The omission of cryptocurrencies from the possible policy punch list of SEC was surprising as the recent issues regarding cryptocurrencies were not something that could be ignored, such as the mining energy consumption, increasing ransomware attacks paid in bitcoin, the potential threat of private cryptocurrencies to sovereign currencies declared by IMF and politicians and much more.
None of these reasons were enough for SEC to include regulation of cryptocurrencies in its list of priorities. This fact shocked the investors and weighed over the prices of bitcoin on Tuesday. Meanwhile, the law enforcement agents in China have arrested approximately 1,100 individuals on charges of using crypto in money laundering. This move by China gave a clear reminder that China is actively working towards a society where crypto holds no existence.
Additionally, China has long been home to more than half the world's bitcoin miners. Still, now Beijing has decided to send them out as the government has called for a severe crackdown in bitcoin mining and trading activities. These negative developments added further losses in BTC/USD prices on Tuesday. However, on Wednesday, the BTC/USD is trading with a bullish bias; let's take a look at the technical side of the market.
BTC/USD Intraday Technical Levels
Support Resistance
39255.53 40985.23
38549.87 42009.27
36820.17 43738.97
Pivot Point: 40279.57
BTC/USD - Technical Outlook
Bitcoin's bullish bias dominates in the market as the BTC/USD is trading at the 40,180 level.
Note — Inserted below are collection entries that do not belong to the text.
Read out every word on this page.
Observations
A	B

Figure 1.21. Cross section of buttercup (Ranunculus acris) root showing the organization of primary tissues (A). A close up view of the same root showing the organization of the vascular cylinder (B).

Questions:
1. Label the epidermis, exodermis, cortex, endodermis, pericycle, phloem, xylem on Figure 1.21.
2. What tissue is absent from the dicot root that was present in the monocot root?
The BTC/USD pair has violated the symmetrical triangle pattern that's driving buying trends in BTC on a daily timeframe. On the higher side, the BTC/USD has the potential to go after 42,150 and 45,379 levels, primarily because of the symmetrical triangle breakout. Whereas the support levels stay at 39,120 and 37,880. The MACD has crossed over 0 (crossover point), demonstrating solid bullish bias among investors. The 50 periods EMA also supports an upward movement in the BTC/USD. All the best!